Re: State of the X clipboard, and perhaps a solution



> It also means that an application is not allowed to crash if it owns the
> clipboard, and in fact, that it must ignore SIGTERM/SIGINT/etc, since
> the naive user most likely doesn't understand that killing the
> application would result in the clipboard data going away.

What sends SIGTERM? The window manager certainly doesn't. If the user
purposely kills a locked process, I don't think we HAVE to preserve the
data.

A locked process hanging in the background is definitely a consideration
however. Currently, if a process locks up, and it has a window, metacity
can know this and volunteer to terminate the process for you. In the
scenario I proposed, the application is no longer visible.
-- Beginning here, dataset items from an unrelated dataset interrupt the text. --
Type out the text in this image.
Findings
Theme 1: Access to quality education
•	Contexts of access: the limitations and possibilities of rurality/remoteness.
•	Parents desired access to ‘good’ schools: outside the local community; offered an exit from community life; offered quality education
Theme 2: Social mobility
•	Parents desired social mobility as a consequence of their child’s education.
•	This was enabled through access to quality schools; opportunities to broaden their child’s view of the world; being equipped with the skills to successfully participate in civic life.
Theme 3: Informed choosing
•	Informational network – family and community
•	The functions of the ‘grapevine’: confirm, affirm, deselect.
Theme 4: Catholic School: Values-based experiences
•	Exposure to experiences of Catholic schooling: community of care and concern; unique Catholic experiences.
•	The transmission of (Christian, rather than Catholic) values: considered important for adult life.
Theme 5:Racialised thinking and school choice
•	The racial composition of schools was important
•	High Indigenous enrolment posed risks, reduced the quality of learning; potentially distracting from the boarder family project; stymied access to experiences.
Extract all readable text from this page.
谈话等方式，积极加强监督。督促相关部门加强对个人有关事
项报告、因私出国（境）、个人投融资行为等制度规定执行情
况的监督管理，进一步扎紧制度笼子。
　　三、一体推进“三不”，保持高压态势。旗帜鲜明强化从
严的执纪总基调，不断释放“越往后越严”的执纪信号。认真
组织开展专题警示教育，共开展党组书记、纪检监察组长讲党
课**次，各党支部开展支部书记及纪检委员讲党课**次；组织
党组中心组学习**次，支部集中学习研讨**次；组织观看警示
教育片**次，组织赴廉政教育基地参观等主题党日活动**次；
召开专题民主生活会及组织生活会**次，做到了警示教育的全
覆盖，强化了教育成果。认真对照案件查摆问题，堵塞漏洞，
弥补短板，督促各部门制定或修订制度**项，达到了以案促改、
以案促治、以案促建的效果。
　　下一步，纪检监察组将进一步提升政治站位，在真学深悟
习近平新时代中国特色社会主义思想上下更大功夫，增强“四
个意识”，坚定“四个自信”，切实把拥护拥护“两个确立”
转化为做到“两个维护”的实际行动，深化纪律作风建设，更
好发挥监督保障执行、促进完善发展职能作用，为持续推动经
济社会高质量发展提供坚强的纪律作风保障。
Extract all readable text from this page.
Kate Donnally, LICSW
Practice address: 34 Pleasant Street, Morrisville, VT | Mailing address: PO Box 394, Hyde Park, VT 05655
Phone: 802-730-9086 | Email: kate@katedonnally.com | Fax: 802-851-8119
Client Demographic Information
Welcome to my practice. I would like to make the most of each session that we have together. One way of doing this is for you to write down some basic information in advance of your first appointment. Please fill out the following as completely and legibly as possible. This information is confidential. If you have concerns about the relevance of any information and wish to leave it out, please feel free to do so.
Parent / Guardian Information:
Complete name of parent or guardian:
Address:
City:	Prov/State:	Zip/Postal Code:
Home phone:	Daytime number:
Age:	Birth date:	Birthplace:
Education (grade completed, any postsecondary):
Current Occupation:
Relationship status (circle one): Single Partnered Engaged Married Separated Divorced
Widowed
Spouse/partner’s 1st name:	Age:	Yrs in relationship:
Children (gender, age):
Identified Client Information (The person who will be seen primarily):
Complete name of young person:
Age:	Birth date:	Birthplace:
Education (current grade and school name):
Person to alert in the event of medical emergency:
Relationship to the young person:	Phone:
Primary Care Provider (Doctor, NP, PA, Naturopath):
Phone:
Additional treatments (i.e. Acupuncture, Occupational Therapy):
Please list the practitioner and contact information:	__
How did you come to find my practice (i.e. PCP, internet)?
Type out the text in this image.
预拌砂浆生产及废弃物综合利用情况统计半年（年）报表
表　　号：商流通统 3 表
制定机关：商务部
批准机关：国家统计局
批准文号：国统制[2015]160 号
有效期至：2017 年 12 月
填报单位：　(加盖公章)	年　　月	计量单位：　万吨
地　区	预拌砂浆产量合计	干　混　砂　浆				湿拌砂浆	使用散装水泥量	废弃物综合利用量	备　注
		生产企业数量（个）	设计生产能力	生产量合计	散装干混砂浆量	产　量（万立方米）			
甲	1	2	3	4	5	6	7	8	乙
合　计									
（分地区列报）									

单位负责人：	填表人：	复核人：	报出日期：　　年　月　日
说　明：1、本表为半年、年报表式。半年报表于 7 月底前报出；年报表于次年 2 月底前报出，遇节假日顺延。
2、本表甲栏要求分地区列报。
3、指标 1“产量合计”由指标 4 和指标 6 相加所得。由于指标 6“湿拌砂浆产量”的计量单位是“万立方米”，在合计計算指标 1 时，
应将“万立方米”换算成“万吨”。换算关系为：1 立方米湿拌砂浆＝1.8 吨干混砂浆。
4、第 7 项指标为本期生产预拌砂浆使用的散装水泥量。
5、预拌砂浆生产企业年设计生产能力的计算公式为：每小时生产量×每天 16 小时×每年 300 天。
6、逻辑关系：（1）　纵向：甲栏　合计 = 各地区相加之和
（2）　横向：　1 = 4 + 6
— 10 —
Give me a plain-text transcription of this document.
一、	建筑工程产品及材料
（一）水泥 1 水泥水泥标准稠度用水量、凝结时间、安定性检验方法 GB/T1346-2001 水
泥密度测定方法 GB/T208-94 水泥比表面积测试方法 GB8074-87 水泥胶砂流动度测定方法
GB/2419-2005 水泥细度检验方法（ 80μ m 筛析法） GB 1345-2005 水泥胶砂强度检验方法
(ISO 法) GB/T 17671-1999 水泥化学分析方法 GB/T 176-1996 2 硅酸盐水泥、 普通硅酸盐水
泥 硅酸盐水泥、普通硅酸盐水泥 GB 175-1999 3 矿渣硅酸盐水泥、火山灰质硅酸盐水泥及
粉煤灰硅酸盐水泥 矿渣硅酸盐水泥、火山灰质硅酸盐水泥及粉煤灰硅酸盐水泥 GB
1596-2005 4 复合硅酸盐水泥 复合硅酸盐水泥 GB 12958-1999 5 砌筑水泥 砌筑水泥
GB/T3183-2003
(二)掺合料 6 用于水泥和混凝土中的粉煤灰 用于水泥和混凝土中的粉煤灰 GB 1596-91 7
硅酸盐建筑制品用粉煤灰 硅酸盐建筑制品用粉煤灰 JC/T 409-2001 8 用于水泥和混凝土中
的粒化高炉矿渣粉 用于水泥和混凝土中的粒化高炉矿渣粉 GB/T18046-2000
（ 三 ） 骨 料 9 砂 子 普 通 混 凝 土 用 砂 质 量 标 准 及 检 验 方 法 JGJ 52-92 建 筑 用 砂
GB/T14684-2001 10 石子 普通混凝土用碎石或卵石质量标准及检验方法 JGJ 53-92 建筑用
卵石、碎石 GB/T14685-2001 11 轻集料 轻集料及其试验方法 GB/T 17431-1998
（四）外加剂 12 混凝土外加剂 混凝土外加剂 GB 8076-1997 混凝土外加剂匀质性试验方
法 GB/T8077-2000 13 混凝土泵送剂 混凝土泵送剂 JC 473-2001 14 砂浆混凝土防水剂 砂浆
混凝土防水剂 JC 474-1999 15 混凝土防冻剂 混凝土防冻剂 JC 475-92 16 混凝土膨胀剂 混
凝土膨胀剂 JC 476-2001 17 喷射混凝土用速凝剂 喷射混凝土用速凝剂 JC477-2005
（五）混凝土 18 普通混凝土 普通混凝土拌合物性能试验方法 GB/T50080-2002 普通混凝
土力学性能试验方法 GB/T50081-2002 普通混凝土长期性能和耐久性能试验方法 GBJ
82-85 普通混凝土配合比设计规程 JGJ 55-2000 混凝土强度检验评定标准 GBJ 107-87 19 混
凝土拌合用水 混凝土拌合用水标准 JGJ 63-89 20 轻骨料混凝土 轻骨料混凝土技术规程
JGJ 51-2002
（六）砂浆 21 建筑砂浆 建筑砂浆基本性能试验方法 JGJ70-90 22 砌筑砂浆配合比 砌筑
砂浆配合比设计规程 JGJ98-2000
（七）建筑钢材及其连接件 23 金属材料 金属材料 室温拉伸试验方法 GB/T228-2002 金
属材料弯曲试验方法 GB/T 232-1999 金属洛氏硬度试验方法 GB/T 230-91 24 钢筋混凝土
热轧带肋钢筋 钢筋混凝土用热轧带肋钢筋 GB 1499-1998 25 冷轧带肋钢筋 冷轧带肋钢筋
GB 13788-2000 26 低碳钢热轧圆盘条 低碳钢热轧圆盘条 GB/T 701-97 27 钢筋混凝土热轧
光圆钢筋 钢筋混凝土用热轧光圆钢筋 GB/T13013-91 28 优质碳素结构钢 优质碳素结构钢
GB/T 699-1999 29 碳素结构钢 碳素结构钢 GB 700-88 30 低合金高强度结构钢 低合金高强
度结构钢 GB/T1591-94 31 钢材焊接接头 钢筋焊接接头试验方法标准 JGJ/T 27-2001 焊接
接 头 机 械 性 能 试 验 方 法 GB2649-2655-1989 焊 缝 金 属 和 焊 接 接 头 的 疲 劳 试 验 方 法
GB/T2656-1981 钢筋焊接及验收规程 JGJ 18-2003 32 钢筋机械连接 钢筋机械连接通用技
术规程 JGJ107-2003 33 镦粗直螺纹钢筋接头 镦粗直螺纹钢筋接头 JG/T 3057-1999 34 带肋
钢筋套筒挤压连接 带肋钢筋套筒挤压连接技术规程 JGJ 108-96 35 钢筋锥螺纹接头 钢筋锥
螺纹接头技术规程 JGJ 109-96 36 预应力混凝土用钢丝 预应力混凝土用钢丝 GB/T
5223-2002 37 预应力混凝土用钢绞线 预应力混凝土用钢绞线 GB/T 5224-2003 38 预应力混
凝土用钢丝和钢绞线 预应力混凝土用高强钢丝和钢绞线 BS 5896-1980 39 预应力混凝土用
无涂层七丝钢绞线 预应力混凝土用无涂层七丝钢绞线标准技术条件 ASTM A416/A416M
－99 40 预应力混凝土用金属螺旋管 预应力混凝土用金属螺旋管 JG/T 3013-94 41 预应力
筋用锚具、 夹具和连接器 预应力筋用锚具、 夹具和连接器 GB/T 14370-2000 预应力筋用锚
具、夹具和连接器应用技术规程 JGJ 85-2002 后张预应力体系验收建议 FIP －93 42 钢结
However, is it not possible, and in fact a good idea, for metacity (or
gnome-session, or another program), to monitor the state of the
clipboard? Now, I don't mean request the data. Simply watch who owns the
clipboard, and if that process stops responding after a bit offer to
kill it?

> You're not going to be able to make "copy" behave 100% like it copies
> the data unless it actually does copy the data.

And you're not going to be able to make content negotiation behave 100%
like it negotiates content, unless a program that can do the negotiating
is still around.

It's a simply fact that you cannot hand off the data in some operations
to a daemon. Not even MS does that. :0  Consider an audio editing
program. A user opens a FLAC in one program, and pastes it as a WAV into
another program. We don't have any examples of this on the Linux desktop
yet, but on the Windows/Mac desktop there are many. We cannot ignore
that we will eventually have applications which require large data sets
to be copied between processes. If we do ignore it now, we'll get bit in
the ass later, and developers will start implementing there own custom
hacks to get the process to work as they'd want.

I visualize a day when you can take ANY image, from ANY program, in ANY
format, and paste it into another program. This means the image might be
converted from one format to another. I do not think aiming for this
goal is a bad thing... in fact I think it's a necessity.

-- 
Jerry Haltom <wasabi larvalstage net>

Please avoid sending me Word or PowerPoint attachments.